Kardelenlerin Hüzünlü Öyküsü
Dünyanın her tarafında renk renk açan ve bu mavi gezegene güzellik katan çeşit çeşit çiçekler var. Her birinin kendine has şivesi, kokusu, rengi, tadı insan ruhunu rahatlatıyor ve ona yeni ufuklar açıyor. Kişilerin favori çiçekleri vardır, küçük yaşlardan itibaren… Laleler, zambaklar, papatyalar, karanfiller, güller, yaseminler, menekşeler vb. Onlara bir başka ilgi gösterirler, sevdiklerine onunla birlikte giderler. Ruhları o çiçeklere ne hikmetse daha yatkın, onların sevdası bir başkadır. Solmasını, pörsümesini bir gün hazan vurup sararıp solmasını nasıl isterler ki? Onların kitabında “çiçeği soluncaya kadar seni ölünceye kadar” anlayışı yazmaz, bu düşünceyi çok sığ bulurlar ve kendilerine yakıştıramazlar. Erbabının onlara ilgisi bir başkadır. Belki bu aşırı ilgideki zaafiyet bazılarına marazi bir ruh haleti gibi gelebilir. Bence onların varlığı; tadı kaçan, havası bozulan, ozon tabakası delinmeye doğru giden bu dünya için büyük bir şanstır.

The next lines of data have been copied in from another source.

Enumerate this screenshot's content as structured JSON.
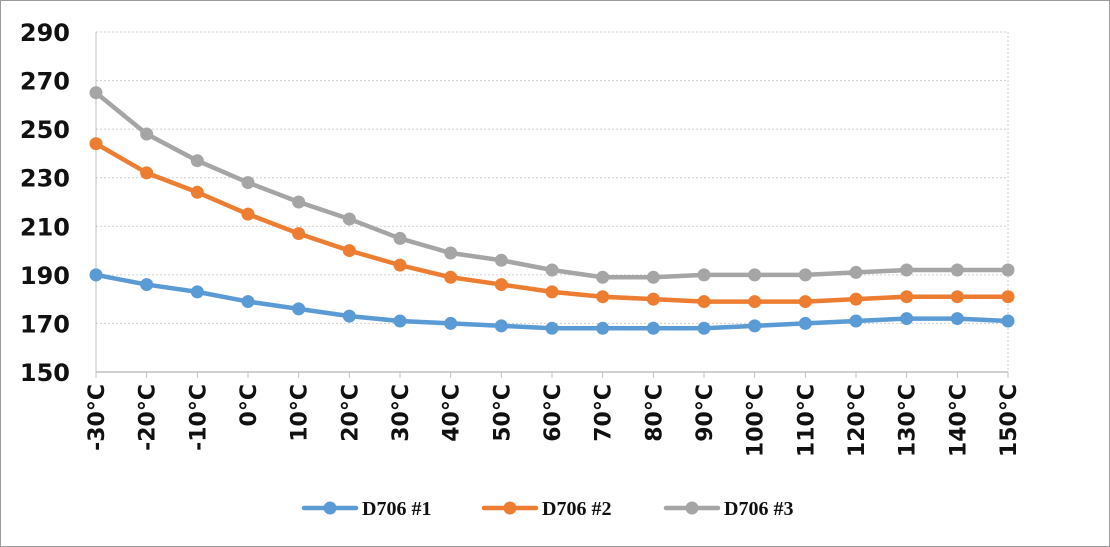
{
  "chart_data": {
    "type": "line",
    "categories": [
      "-30°C",
      "-20°C",
      "-10°C",
      "0°C",
      "10°C",
      "20°C",
      "30°C",
      "40°C",
      "50°C",
      "60°C",
      "70°C",
      "80°C",
      "90°C",
      "100°C",
      "110°C",
      "120°C",
      "130°C",
      "140°C",
      "150°C"
    ],
    "ylim": [
      150,
      290
    ],
    "yticks": [
      150,
      170,
      190,
      210,
      230,
      250,
      270,
      290
    ],
    "grid": true,
    "legend_position": "bottom",
    "series": [
      {
        "name": "D706 #1",
        "color": "#5B9BD5",
        "values": [
          190,
          186,
          183,
          179,
          176,
          173,
          171,
          170,
          169,
          168,
          168,
          168,
          168,
          169,
          170,
          171,
          172,
          172,
          171
        ]
      },
      {
        "name": "D706 #2",
        "color": "#ED7D31",
        "values": [
          244,
          232,
          224,
          215,
          207,
          200,
          194,
          189,
          186,
          183,
          181,
          180,
          179,
          179,
          179,
          180,
          181,
          181,
          181
        ]
      },
      {
        "name": "D706 #3",
        "color": "#A5A5A5",
        "values": [
          265,
          248,
          237,
          228,
          220,
          213,
          205,
          199,
          196,
          192,
          189,
          189,
          190,
          190,
          190,
          191,
          192,
          192,
          192
        ]
      }
    ]
  }
}
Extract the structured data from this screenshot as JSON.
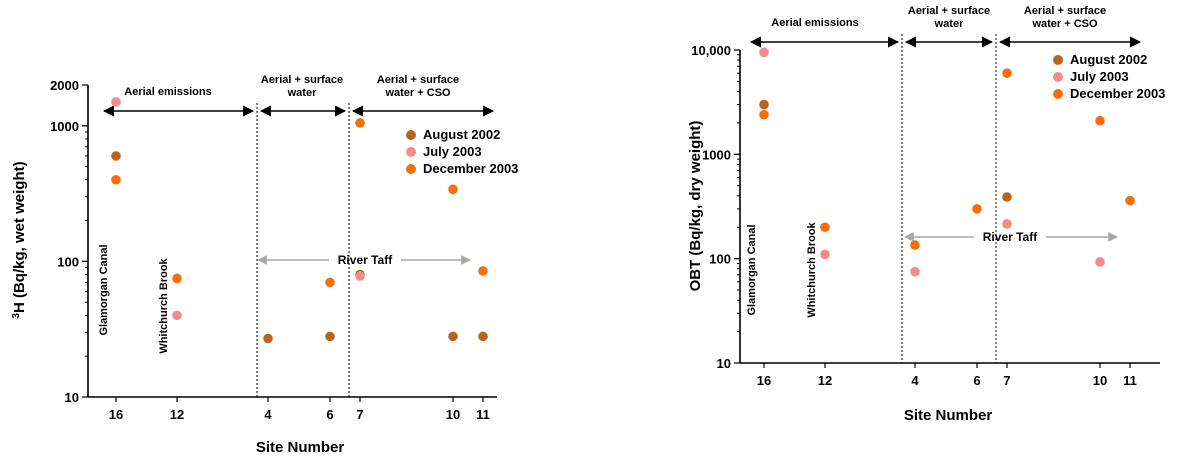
{
  "colors": {
    "august2002": "#b5651d",
    "july2003": "#f28b8b",
    "december2003": "#f86d0d",
    "axis": "#000000",
    "taff_arrow": "#a8a8a8"
  },
  "chart_data": [
    {
      "type": "scatter",
      "title": "",
      "xlabel": "Site Number",
      "ylabel_sup": "3",
      "ylabel": "H (Bq/kg, wet weight)",
      "y_scale": "log",
      "ylim": [
        10,
        2000
      ],
      "y_ticks": [
        10,
        100,
        1000,
        2000
      ],
      "y_tick_labels": [
        "10",
        "100",
        "1000",
        "2000"
      ],
      "x_ticks": [
        "16",
        "12",
        "4",
        "6",
        "7",
        "10",
        "11"
      ],
      "legend_position": "top-right",
      "legend": [
        "August 2002",
        "July 2003",
        "December 2003"
      ],
      "zones": [
        {
          "label_lines": [
            "Aerial emissions"
          ]
        },
        {
          "label_lines": [
            "Aerial + surface",
            "water"
          ]
        },
        {
          "label_lines": [
            "Aerial + surface",
            "water + CSO"
          ]
        }
      ],
      "annotations": {
        "glamorgan": "Glamorgan Canal",
        "whitchurch": "Whitchurch Brook",
        "river": "River Taff"
      },
      "series": [
        {
          "name": "August 2002",
          "points": [
            {
              "x": "16",
              "y": 600
            },
            {
              "x": "4",
              "y": 27
            },
            {
              "x": "6",
              "y": 28
            },
            {
              "x": "7",
              "y": 80
            },
            {
              "x": "10",
              "y": 28
            },
            {
              "x": "11",
              "y": 28
            }
          ]
        },
        {
          "name": "July 2003",
          "points": [
            {
              "x": "16",
              "y": 1500
            },
            {
              "x": "12",
              "y": 40
            },
            {
              "x": "7",
              "y": 78
            }
          ]
        },
        {
          "name": "December 2003",
          "points": [
            {
              "x": "16",
              "y": 400
            },
            {
              "x": "12",
              "y": 75
            },
            {
              "x": "6",
              "y": 70
            },
            {
              "x": "7",
              "y": 1050
            },
            {
              "x": "10",
              "y": 340
            },
            {
              "x": "11",
              "y": 85
            }
          ]
        }
      ]
    },
    {
      "type": "scatter",
      "title": "",
      "xlabel": "Site Number",
      "ylabel": "OBT (Bq/kg, dry weight)",
      "y_scale": "log",
      "ylim": [
        10,
        10000
      ],
      "y_ticks": [
        10,
        100,
        1000,
        10000
      ],
      "y_tick_labels": [
        "10",
        "100",
        "1000",
        "10,000"
      ],
      "x_ticks": [
        "16",
        "12",
        "4",
        "6",
        "7",
        "10",
        "11"
      ],
      "legend_position": "top-right",
      "legend": [
        "August 2002",
        "July 2003",
        "December 2003"
      ],
      "zones": [
        {
          "label_lines": [
            "Aerial emissions"
          ]
        },
        {
          "label_lines": [
            "Aerial + surface",
            "water"
          ]
        },
        {
          "label_lines": [
            "Aerial + surface",
            "water + CSO"
          ]
        }
      ],
      "annotations": {
        "glamorgan": "Glamorgan Canal",
        "whitchurch": "Whitchurch Brook",
        "river": "River Taff"
      },
      "series": [
        {
          "name": "August 2002",
          "points": [
            {
              "x": "16",
              "y": 3000
            },
            {
              "x": "7",
              "y": 390
            }
          ]
        },
        {
          "name": "July 2003",
          "points": [
            {
              "x": "16",
              "y": 9500
            },
            {
              "x": "12",
              "y": 110
            },
            {
              "x": "4",
              "y": 75
            },
            {
              "x": "7",
              "y": 215
            },
            {
              "x": "10",
              "y": 93
            }
          ]
        },
        {
          "name": "December 2003",
          "points": [
            {
              "x": "16",
              "y": 2400
            },
            {
              "x": "12",
              "y": 200
            },
            {
              "x": "4",
              "y": 135
            },
            {
              "x": "6",
              "y": 300
            },
            {
              "x": "7",
              "y": 6000
            },
            {
              "x": "10",
              "y": 2100
            },
            {
              "x": "11",
              "y": 360
            }
          ]
        }
      ]
    }
  ]
}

İnsanların çiçeklerden, çiçeklerin insanlardan bir nedenle ayrılıp gitmesi, sılaya düşmesi acı olur. Belli bir dönem ayrılık olsa da o özlemle kavrulur dururlar, asker yolunu gözler gibi heyecanlı bir bekleyişin kurbanı olurlar. Sayılı günler gelip geçince, yeni bir baharla hasret bitince çiçeklerin açışı bir başka olur. Yanaklarında tebessüm goncası açar, yeniden dirilişi kendine has diliyle hatırlatırlar. Toprağın bağrından zarif edasıyla başını çıkarır, etrafı merakla süzer, tanımaya çalışırlar bu yeni alemi. Kendilerine hoyratça basıp geçen değil, öpüp koklayan, bağrına basan “sevgi kahramanlarını” iştiyakla beklerler. Onları esas üzen ilgisizlik, sevgisizlik ve umursamazlıktır.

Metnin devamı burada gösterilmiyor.